Monday, 8 June 2009

The "First" and "Last" Time Buyers, A Long Story...

A good analysis was given my My "friend" Professor Robert Shiller on the New York times.

He really gives some good ideas why the housing market can continue correcting for quite a long period. He gives the example of the first time buyer - the young couple - and the "last time" buyer - the old couple about to retire- .

Let's decorticate certain point made - you can as well read the full article - for archiving purpose, in general, I prefer to copy fragment of the article, the one I think are important to highlight, instead of providing a link as links don't survive time.
"HOME prices in the United States have been falling for nearly three years, and the decline may well continue for some time."

"Such long, steady housing price declines seem to defy both common sense and the traditional laws of economics, which assume that people act rationally and that markets are efficient.

Why would a sensible person watch the value of his home fall for years, only to sell for a big loss? Why not sell early in the cycle? If people acted as the efficient-market theory says they should, prices would come down right away, not gradually over years, and these cycles would be much shorter.

But something is definitely different about real estate. Long declines do happen with some regularity. And despite the uptick last week in pending home sales and recent improvement in consumer confidence, we still appear to be in a continuing price decline."
I suppose the same phenomenon has started in Suomi-Finland about one year ago and according to my deep studies and my materials (crystal balls, www), the correction will last for at least another 3-4 years to end sometime in 2012-2014, to stagnate for a very long time- well until the next wave of babies - boomers arrive in force in the market - in the past 10 years an army of baby have popped up around many cities , and may flood the "housing" market in about 2025-2030 and at most create another financial crisis ;-> - be careful when you make babies, think about the economical impact on bankers income and stock options...
"This dynamic helps to explain why, at a time of high unemployment, declines in home prices may be long-lasting and predictable."
In Finland we are just starting to witness the process of higher unemployment from a low of 7% it will most probably reach double digits of about 11-12% (or more if the economical deterioration is higher than expected) - of those figures could be much higher if the retirement process had not started (since the work force will be shrinking)
"Imagine a young couple now renting an apartment. A few years ago, they were toying with the idea of buying a house, but seeing unemployment all around them and the turmoil in the housing market, they have changed their thinking: they have decided to remain renters. They may not revisit that decision for some years. It is settled in their minds for now.

On the other hand, an elderly couple who during the boom were holding out against selling their home and moving to a continuing-care retirement community have decided that it’s finally the time to do so. It may take them a year or two to sort through a lifetime of belongings and prepare for the move, but they may never revisit their decision again.

As a result, we will have a seller and no buyer, and there will be that much less demand relative to supply — and one more reason that prices may continue to fall, or stagnate, in 2010 or 2011
Regarding the young couple, it is clear that they have been completely priced out of the market and on top they are slowly denied participation in the job market.
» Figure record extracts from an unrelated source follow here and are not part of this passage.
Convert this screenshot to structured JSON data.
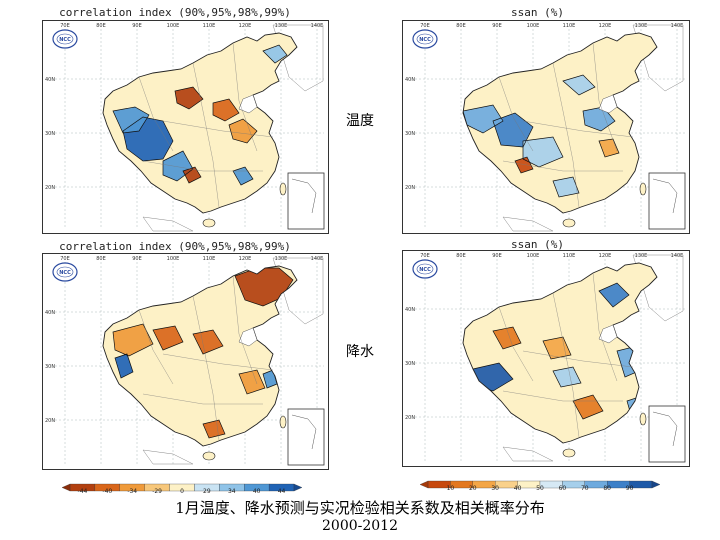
{
  "titles": {
    "tl": "correlation index (90%,95%,98%,99%)",
    "tr": "ssan (%)",
    "bl": "correlation index (90%,95%,98%,99%)",
    "br": "ssan (%)"
  },
  "row_labels": {
    "temperature": "温度",
    "precipitation": "降水"
  },
  "lon_labels": [
    "70E",
    "80E",
    "90E",
    "100E",
    "110E",
    "120E",
    "130E",
    "140E"
  ],
  "lat_labels": [
    "40N",
    "30N",
    "20N"
  ],
  "colorbar_left": {
    "ticks": [
      "-44",
      "-40",
      "-34",
      "-29",
      "0",
      "29",
      "34",
      "40",
      "44"
    ],
    "colors": [
      "#b2400f",
      "#d9661a",
      "#ef9a3a",
      "#f7c77a",
      "#fdf1c6",
      "#c9e3f3",
      "#8fc3e8",
      "#4f97d4",
      "#2063b5"
    ]
  },
  "colorbar_right": {
    "ticks": [
      "10",
      "20",
      "30",
      "40",
      "50",
      "60",
      "70",
      "80",
      "90"
    ],
    "colors": [
      "#c7490f",
      "#e3781f",
      "#f3a647",
      "#f9d18b",
      "#fdf1c6",
      "#d6e9f5",
      "#a6cfeb",
      "#6eaade",
      "#3d80c8",
      "#1f5aa8"
    ]
  },
  "caption": {
    "line1": "1月温度、降水预测与实况检验相关系数及相关概率分布",
    "line2": "2000-2012"
  },
  "logo_text": "NCC"
}
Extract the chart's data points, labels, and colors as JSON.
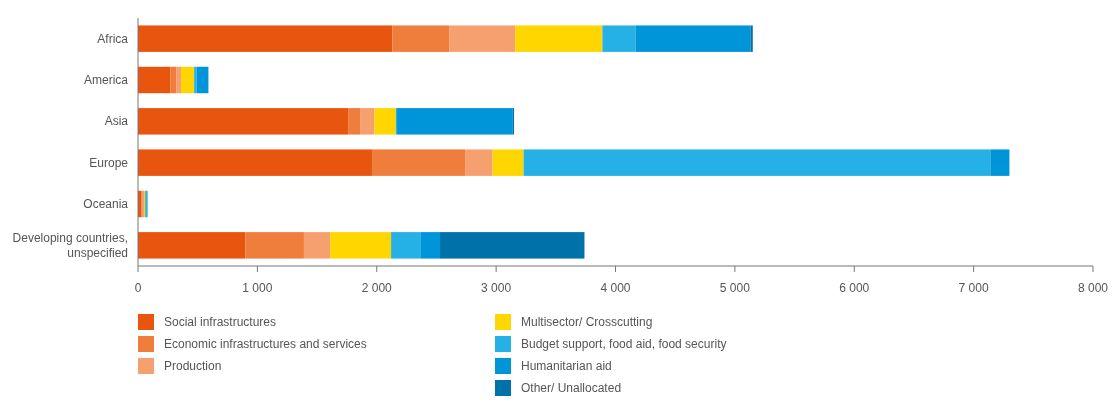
{
  "chart_data": {
    "type": "bar",
    "orientation": "horizontal",
    "stacked": true,
    "legend": "bottom",
    "grid": false,
    "categories": [
      "Africa",
      "America",
      "Asia",
      "Europe",
      "Oceania",
      "Developing countries, unspecified"
    ],
    "xlim": [
      0,
      8000
    ],
    "xticks": [
      {
        "value": 0,
        "label": "0"
      },
      {
        "value": 1000,
        "label": "1 000"
      },
      {
        "value": 2000,
        "label": "2 000"
      },
      {
        "value": 3000,
        "label": "3 000"
      },
      {
        "value": 4000,
        "label": "4 000"
      },
      {
        "value": 5000,
        "label": "5 000"
      },
      {
        "value": 6000,
        "label": "6 000"
      },
      {
        "value": 7000,
        "label": "7 000"
      },
      {
        "value": 8000,
        "label": "8 000"
      }
    ],
    "series": [
      {
        "name": "Social infrastructures",
        "color": "#e8550f",
        "values": [
          2130,
          270,
          1760,
          1960,
          30,
          900
        ]
      },
      {
        "name": "Economic infrastructures and services",
        "color": "#ef7d3c",
        "values": [
          480,
          50,
          100,
          780,
          10,
          490
        ]
      },
      {
        "name": "Production",
        "color": "#f5a06e",
        "values": [
          550,
          40,
          120,
          230,
          10,
          220
        ]
      },
      {
        "name": "Multisector/ Crosscutting",
        "color": "#ffd600",
        "values": [
          730,
          110,
          180,
          260,
          10,
          510
        ]
      },
      {
        "name": "Budget support, food aid, food security",
        "color": "#26b1e6",
        "values": [
          280,
          20,
          10,
          3910,
          10,
          250
        ]
      },
      {
        "name": "Humanitarian aid",
        "color": "#0095d9",
        "values": [
          960,
          100,
          970,
          160,
          10,
          160
        ]
      },
      {
        "name": "Other/ Unallocated",
        "color": "#0072aa",
        "values": [
          20,
          0,
          10,
          0,
          0,
          1210
        ]
      }
    ]
  }
}
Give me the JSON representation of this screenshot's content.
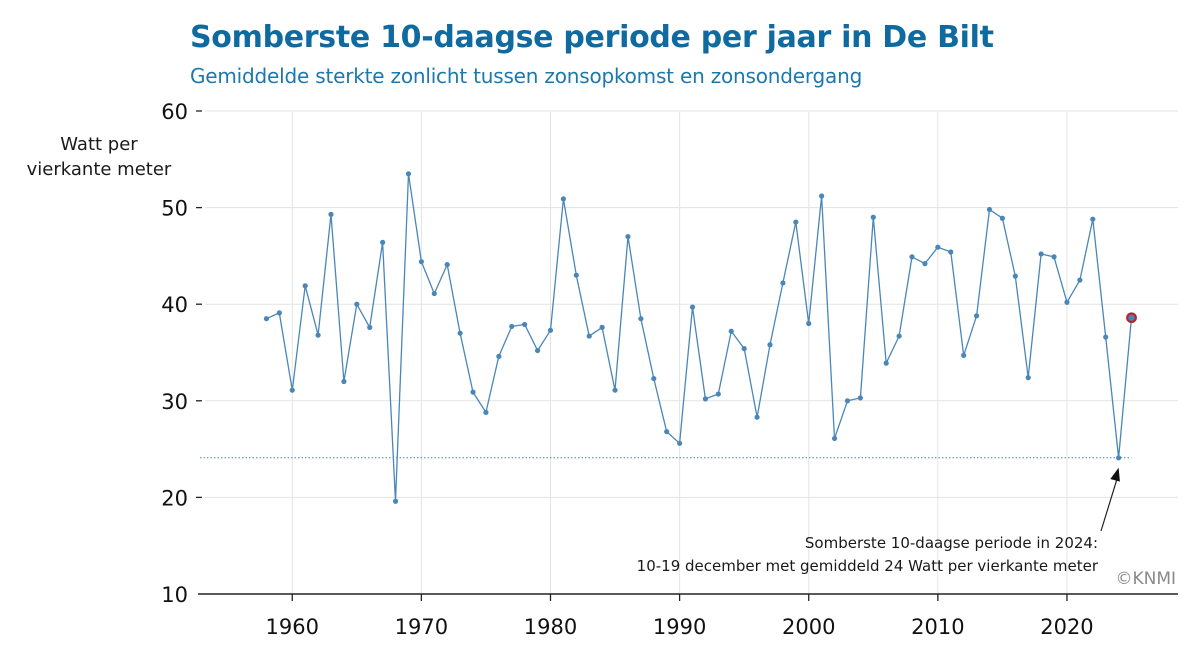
{
  "chart_data": {
    "type": "line",
    "title": "Somberste 10-daagse periode per jaar in De Bilt",
    "subtitle": "Gemiddelde sterkte zonlicht tussen zonsopkomst en zonsondergang",
    "ylabel_lines": [
      "Watt per",
      "vierkante meter"
    ],
    "xlabel": "",
    "xlim": [
      1952.7,
      2028.6
    ],
    "ylim": [
      10,
      60
    ],
    "xticks": [
      1960,
      1970,
      1980,
      1990,
      2000,
      2010,
      2020
    ],
    "yticks": [
      10,
      20,
      30,
      40,
      50,
      60
    ],
    "grid": true,
    "series": [
      {
        "name": "Somberste 10-daagse periode",
        "color": "#4a86b8",
        "x": [
          1958,
          1959,
          1960,
          1961,
          1962,
          1963,
          1964,
          1965,
          1966,
          1967,
          1968,
          1969,
          1970,
          1971,
          1972,
          1973,
          1974,
          1975,
          1976,
          1977,
          1978,
          1979,
          1980,
          1981,
          1982,
          1983,
          1984,
          1985,
          1986,
          1987,
          1988,
          1989,
          1990,
          1991,
          1992,
          1993,
          1994,
          1995,
          1996,
          1997,
          1998,
          1999,
          2000,
          2001,
          2002,
          2003,
          2004,
          2005,
          2006,
          2007,
          2008,
          2009,
          2010,
          2011,
          2012,
          2013,
          2014,
          2015,
          2016,
          2017,
          2018,
          2019,
          2020,
          2021,
          2022,
          2023,
          2024,
          2025
        ],
        "y": [
          38.5,
          39.1,
          31.1,
          41.9,
          36.8,
          49.3,
          32.0,
          40.0,
          37.6,
          46.4,
          19.6,
          53.5,
          44.4,
          41.1,
          44.1,
          37.0,
          30.9,
          28.8,
          34.6,
          37.7,
          37.9,
          35.2,
          37.3,
          50.9,
          43.0,
          36.7,
          37.6,
          31.1,
          47.0,
          38.5,
          32.3,
          26.8,
          25.6,
          39.7,
          30.2,
          30.7,
          37.2,
          35.4,
          28.3,
          35.8,
          42.2,
          48.5,
          38.0,
          51.2,
          26.1,
          30.0,
          30.3,
          49.0,
          33.9,
          36.7,
          44.9,
          44.2,
          45.9,
          45.4,
          34.7,
          38.8,
          49.8,
          48.9,
          42.9,
          32.4,
          45.2,
          44.9,
          40.2,
          42.5,
          48.8,
          36.6,
          24.1,
          38.6
        ]
      }
    ],
    "highlight": {
      "x": 2025,
      "y": 38.6,
      "color": "#c0202e"
    },
    "reference_line": {
      "y": 24.1,
      "style": "dotted",
      "color": "#4a86b8"
    },
    "annotation": {
      "lines": [
        "Somberste 10-daagse periode in 2024:",
        "10-19 december met gemiddeld 24 Watt per vierkante meter"
      ],
      "points_to": {
        "x": 2024,
        "y": 24.1
      }
    },
    "credit": "©KNMI"
  }
}
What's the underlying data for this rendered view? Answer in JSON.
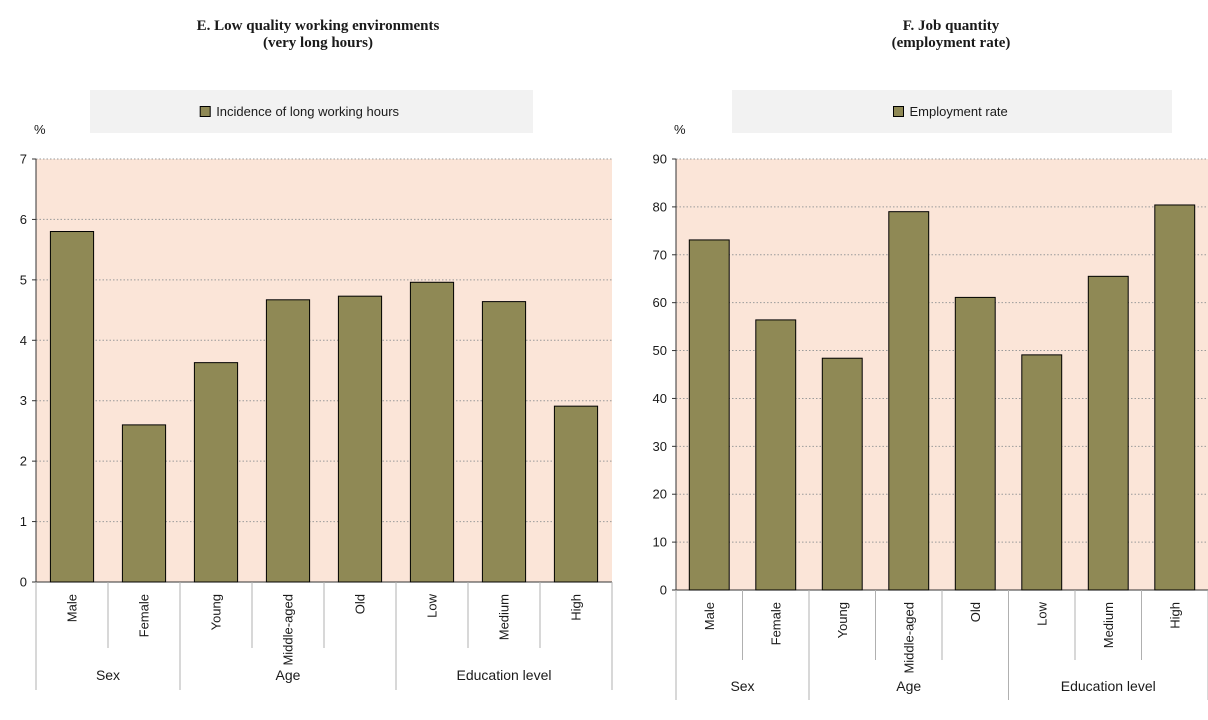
{
  "chart_data": [
    {
      "type": "bar",
      "title": [
        "E. Low quality working environments",
        "(very long hours)"
      ],
      "ylabel": "%",
      "ylim": [
        0,
        7
      ],
      "yticks": [
        0,
        1,
        2,
        3,
        4,
        5,
        6,
        7
      ],
      "legend_placement": "top",
      "grid": true,
      "categories": [
        "Male",
        "Female",
        "Young",
        "Middle-aged",
        "Old",
        "Low",
        "Medium",
        "High"
      ],
      "groups": [
        {
          "label": "Sex",
          "count": 2
        },
        {
          "label": "Age",
          "count": 3
        },
        {
          "label": "Education level",
          "count": 3
        }
      ],
      "series": [
        {
          "name": "Incidence of long working hours",
          "values": [
            5.8,
            2.6,
            3.63,
            4.67,
            4.73,
            4.96,
            4.64,
            2.91
          ]
        }
      ],
      "colors": {
        "bar": "#8f8955",
        "bar_stroke": "#000000",
        "plot_bg": "#fbe5d8",
        "legend_bg": "#f2f2f2",
        "grid": "#9a9a9a"
      }
    },
    {
      "type": "bar",
      "title": [
        "F. Job quantity",
        "(employment rate)"
      ],
      "ylabel": "%",
      "ylim": [
        0,
        90
      ],
      "yticks": [
        0,
        10,
        20,
        30,
        40,
        50,
        60,
        70,
        80,
        90
      ],
      "legend_placement": "top",
      "grid": true,
      "categories": [
        "Male",
        "Female",
        "Young",
        "Middle-aged",
        "Old",
        "Low",
        "Medium",
        "High"
      ],
      "groups": [
        {
          "label": "Sex",
          "count": 2
        },
        {
          "label": "Age",
          "count": 3
        },
        {
          "label": "Education level",
          "count": 3
        }
      ],
      "series": [
        {
          "name": "Employment rate",
          "values": [
            73.1,
            56.4,
            48.4,
            79.0,
            61.1,
            49.1,
            65.5,
            80.4
          ]
        }
      ],
      "colors": {
        "bar": "#8f8955",
        "bar_stroke": "#000000",
        "plot_bg": "#fbe5d8",
        "legend_bg": "#f2f2f2",
        "grid": "#9a9a9a"
      }
    }
  ]
}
Although the strong dynamic of the past 15 years has pushed some to take massive debt (where debt servicing burden is undocumented by the statistics officials) or need to leave in "rabbit" size dwelling (though rabbits are smarter, they don't pay a penny for the place they live in).
"Even if there is a quick end to the recession, the housing market’s poor performance may linger. After the last home price boom, which ended about the time of the 1990-91 recession, home prices did not start moving upward, even incrementally, until 1997."
So no hurry, usually a bust in the housing market stays fresh in minds for many years that follows- of course media, banks economist and some politicians (by providing trap subsidies, wrong tax scheme, permit control) will try to scare people off by suggesting that housing price will resume again their growth - fallacy and lies made to trap honest and young or old workers for the greed of few.

You have to remember, as well, that a boom is mainly a concentration of demand in a specific point in time that outpace the offer and is usually created by low interest rates, lax regulations and deterioration of credit qualities - this of course is amplified by the media (TV program, self interest) and social behaviours (the sheep behaviour - a friend or relative is buying and the wave start).

This will not happen for at least a decade or two or maybe never (though I doubt this latest point, history has shown the contrary) - household are not speculators after all they want to live in a place they like without having high debt pressure - this is not the case today but probably will be down the line at least in term of quality and affordability.